The high court convicted the trio under Section 304 (Culpable Homicide Not Amounting to Murder) and set aside the trial court's judgment convicting them under Section 302 (Murder)

The Bombay High Court recently observed that eve teasing is very common and often becomes a reason for another serious offence, for which stringent punishment should be imposed.

“There is need to keep under control such instances of teasing young girls, which are common and often become reason for another offence and sometime to serious one. Therefore, stringent punishment should be imposed on the accused persons for the offence of Section 304 (Part-II),” the court said.

The division bench of the high court comprising Justice AS Gadkari and Justice Shyam Chandak was hearing an appeal filed by three men whom the trial court convicted of killing a man.

The case pertained to eve-teasing of a young girl by one Abhijit Sangare.

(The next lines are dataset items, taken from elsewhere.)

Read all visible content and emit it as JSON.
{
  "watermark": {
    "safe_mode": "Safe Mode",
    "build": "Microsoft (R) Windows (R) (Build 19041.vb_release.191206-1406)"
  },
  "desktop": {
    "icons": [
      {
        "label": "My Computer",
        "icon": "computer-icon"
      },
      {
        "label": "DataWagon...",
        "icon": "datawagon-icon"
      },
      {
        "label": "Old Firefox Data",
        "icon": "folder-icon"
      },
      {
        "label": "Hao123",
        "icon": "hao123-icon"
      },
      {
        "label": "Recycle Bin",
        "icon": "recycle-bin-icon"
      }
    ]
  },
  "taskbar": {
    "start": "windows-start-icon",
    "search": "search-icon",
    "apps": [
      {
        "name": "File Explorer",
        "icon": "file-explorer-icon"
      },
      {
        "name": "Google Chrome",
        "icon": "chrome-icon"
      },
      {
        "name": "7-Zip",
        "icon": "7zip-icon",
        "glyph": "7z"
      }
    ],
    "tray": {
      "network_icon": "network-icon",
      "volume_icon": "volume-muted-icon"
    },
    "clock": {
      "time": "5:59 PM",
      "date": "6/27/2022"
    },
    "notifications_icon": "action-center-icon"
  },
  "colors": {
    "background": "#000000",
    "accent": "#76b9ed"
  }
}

The young girl complained about the incident to her mother, who then informed her brother.

The brother subsequently informed their neighbour (the deceased), who went to Sangare and warned him not to engage in such acts.

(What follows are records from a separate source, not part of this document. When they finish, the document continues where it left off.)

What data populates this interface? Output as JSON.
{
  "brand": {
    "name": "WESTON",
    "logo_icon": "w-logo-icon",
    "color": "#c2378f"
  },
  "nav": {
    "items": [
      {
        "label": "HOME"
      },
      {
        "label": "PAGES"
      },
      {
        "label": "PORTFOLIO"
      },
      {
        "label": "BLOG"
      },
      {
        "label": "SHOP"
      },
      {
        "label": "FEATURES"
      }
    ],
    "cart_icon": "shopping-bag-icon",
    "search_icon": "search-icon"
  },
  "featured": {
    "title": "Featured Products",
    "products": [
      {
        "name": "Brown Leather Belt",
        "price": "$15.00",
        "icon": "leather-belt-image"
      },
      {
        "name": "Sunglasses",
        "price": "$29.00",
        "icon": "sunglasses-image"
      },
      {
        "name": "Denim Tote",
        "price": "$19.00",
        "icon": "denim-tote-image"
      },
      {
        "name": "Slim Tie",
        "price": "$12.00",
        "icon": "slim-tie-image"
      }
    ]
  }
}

After warning Sangare, the deceased returned home with the victim, after a while, Sangare, along with two men, reached the deceased's house with iron rods and a wooden log and assaulted him.

The deceased sustained injuries and succumbed to them. The trial court convicted the three men and awarded them life imprisonment. Thereafter, the three men challenged the trial court's judgment in the high court.

The high court convicted the trio under Section 304 (Culpable Homicide Not Amounting to Murder) and set aside the trial court's judgment convicting them under Section 302 (Murder).

“These circumstances clearly indicate that even though the accused persons were carrying two weapons, they restricted themselves to only one injury on the vital part of the body (head) and that too without exercising much force, otherwise there would have been at least a fracture to the scull like to the right tibia-fibula. The deceased died due to complications following the head injury," the judgement reads.

The high court reduced the life imprisonment sentence of the three men to rigorous imprisonment for 10 years.